Among the “stable” are also associates of crooks as the elite crime fighting body has confirmed for the first time how it manages highly-confidential informants to crack crimes from murders to drug dealing.
NSW Crime Commissioner Michael Barnes has told a parliamentary committee how in the previous financial year, thanks to informants there were 733 intelligence reports disseminated to other law enforcement agencies including the NSW Police and the Australian Federal Police.
“The Human Sources team manages a carefully identified stable of informants,” Mr Barnes told the committee which oversees the commission.
“Some are high-level organised crime figures, others are simply associates of such criminals.”
Their information led to charges including four murder or murder-related charges, 13 terrorism-related charges, 52 money laundering charges and 196 drug-related charges in the 2019 to 2020 financial year.
But handling informants is hard work, former detective and ex-Crime Commission investigator Dr Michael Kennedy said.
They rarely provide hard evidence but are useful for information and their identities have to remain secret for their own safety even as the commission has teams that work with the state Homicide Squad, the organised crime squad and the Joint Counter Terrorism Team.
“These people (informants) cannot be discarded once the job is done or the court proceedings are over,” Dr Kennedy, senior lecturer in police and criminal justice at Western Sydney University.
“The use of informants also creates many problems that require intervention, patience and tolerance.”
He said you couldn’t criticise crime-fighting agencies for using criminals because the crooks are the ones who know that crimes are being committed.
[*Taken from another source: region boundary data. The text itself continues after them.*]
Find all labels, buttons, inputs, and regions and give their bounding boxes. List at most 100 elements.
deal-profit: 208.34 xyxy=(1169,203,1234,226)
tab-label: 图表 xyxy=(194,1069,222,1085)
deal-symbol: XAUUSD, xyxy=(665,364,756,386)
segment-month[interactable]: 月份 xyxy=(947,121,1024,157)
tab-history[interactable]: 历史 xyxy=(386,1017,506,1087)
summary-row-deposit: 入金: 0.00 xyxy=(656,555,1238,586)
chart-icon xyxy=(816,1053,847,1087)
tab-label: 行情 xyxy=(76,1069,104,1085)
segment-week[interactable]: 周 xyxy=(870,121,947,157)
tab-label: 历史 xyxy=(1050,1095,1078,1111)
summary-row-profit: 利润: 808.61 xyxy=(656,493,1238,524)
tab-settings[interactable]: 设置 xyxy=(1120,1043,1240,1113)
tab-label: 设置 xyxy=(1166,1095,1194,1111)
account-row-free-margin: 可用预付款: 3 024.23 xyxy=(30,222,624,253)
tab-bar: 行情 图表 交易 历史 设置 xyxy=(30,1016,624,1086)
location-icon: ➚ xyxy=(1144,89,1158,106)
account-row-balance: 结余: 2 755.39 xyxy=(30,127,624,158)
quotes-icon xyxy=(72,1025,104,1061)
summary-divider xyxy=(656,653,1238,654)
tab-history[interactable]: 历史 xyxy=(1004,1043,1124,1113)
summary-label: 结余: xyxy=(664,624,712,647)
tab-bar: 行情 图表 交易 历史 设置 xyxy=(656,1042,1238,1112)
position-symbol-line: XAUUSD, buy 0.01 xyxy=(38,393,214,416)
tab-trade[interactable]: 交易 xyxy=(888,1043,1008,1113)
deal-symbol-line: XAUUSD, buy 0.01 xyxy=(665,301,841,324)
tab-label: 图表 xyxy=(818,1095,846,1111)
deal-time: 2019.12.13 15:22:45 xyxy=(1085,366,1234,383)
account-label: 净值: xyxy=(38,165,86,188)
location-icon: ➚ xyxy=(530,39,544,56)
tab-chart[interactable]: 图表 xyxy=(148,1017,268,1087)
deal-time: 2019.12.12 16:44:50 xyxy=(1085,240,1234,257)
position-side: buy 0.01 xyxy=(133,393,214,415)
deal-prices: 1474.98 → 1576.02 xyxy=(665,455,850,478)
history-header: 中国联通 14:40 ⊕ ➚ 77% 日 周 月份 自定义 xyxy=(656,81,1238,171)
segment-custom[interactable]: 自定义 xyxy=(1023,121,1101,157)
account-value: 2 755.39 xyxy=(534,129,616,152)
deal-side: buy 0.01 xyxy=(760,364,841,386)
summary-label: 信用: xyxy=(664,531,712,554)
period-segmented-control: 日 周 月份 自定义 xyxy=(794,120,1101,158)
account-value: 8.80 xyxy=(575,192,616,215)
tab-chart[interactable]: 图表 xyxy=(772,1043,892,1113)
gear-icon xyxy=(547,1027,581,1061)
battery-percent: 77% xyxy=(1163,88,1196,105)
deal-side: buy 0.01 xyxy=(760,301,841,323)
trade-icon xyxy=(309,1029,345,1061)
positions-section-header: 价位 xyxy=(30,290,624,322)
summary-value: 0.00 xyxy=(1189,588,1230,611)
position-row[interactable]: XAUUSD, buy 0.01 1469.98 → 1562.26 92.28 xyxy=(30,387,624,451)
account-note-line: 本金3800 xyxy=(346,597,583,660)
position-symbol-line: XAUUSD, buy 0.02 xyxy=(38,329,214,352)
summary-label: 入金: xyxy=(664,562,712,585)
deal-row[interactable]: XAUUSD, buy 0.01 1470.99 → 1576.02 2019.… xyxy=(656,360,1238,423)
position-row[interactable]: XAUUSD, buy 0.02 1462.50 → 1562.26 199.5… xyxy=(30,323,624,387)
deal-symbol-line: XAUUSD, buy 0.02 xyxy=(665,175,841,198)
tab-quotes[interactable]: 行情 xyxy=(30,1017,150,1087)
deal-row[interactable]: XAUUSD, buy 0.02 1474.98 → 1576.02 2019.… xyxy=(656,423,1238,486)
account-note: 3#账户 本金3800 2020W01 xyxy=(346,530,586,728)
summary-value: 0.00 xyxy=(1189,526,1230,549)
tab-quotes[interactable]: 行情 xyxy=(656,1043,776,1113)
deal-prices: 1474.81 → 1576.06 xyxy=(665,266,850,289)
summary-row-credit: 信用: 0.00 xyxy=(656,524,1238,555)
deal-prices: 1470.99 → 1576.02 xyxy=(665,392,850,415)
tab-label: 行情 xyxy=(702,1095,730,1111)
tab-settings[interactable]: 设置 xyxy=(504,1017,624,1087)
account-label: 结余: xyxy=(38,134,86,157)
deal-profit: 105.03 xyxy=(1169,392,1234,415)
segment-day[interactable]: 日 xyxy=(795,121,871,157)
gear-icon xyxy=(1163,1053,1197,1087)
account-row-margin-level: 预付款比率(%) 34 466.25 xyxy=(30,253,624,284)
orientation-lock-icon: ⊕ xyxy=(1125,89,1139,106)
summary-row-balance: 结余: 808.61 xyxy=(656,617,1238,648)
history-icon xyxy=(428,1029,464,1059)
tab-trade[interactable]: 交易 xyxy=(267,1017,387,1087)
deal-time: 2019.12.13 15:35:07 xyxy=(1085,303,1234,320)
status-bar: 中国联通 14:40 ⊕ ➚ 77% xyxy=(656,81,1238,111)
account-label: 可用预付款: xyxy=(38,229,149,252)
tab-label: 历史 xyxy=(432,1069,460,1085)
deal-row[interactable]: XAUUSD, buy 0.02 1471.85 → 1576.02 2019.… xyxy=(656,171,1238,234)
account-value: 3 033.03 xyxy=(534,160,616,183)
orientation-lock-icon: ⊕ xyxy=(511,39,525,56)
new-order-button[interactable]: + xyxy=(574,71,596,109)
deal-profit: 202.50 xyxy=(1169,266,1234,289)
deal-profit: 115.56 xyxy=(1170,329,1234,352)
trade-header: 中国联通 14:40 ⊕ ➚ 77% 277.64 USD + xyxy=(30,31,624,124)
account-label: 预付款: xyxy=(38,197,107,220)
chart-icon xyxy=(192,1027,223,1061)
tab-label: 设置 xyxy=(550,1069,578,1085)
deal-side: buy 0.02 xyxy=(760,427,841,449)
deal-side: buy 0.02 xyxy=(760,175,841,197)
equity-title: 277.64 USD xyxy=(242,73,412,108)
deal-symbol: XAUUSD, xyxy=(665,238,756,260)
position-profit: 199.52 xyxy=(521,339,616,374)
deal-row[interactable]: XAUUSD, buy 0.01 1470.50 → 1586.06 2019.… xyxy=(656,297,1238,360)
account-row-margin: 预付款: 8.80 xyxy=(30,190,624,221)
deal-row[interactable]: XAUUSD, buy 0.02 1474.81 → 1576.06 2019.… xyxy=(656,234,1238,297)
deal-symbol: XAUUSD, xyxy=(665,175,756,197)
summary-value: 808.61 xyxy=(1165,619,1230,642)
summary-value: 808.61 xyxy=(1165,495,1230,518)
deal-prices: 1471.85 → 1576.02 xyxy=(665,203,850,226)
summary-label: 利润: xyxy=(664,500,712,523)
“Everything you do in organised crime is an investment in the future and you won’t get anything if you treat the crims like shit,” Dr Kennedy said.
“You have to know who you can trust. You have to be able to call on then.”
He said that some are easy to deal with.
“They may not tell you exactly what is going on but they point you in the right direction,” Mr Kennedy said.
Dr Kennedy, who quit policing in 1997, said managing informants could be a lifetime job.
“I still communicate with people I met while a detective and while at the Crime Commission,” he said.
The Crime Commission’s Human Source Team and Intelligence Development Unit are primarily intelligence gathering units that “assist in current investigations and identify emerging criminal groups” according to the commission’s last annual report.
The other agencies helped by information from Crime Commission informants in the previous financial year, according to their annual report, included the Australian Taxation Office, Australian Securities and Investments Commission, the Australian Criminal Intelligence Commission, the NSW Office of the Director of Public Prosecutions and the federal Department of Home Affairs.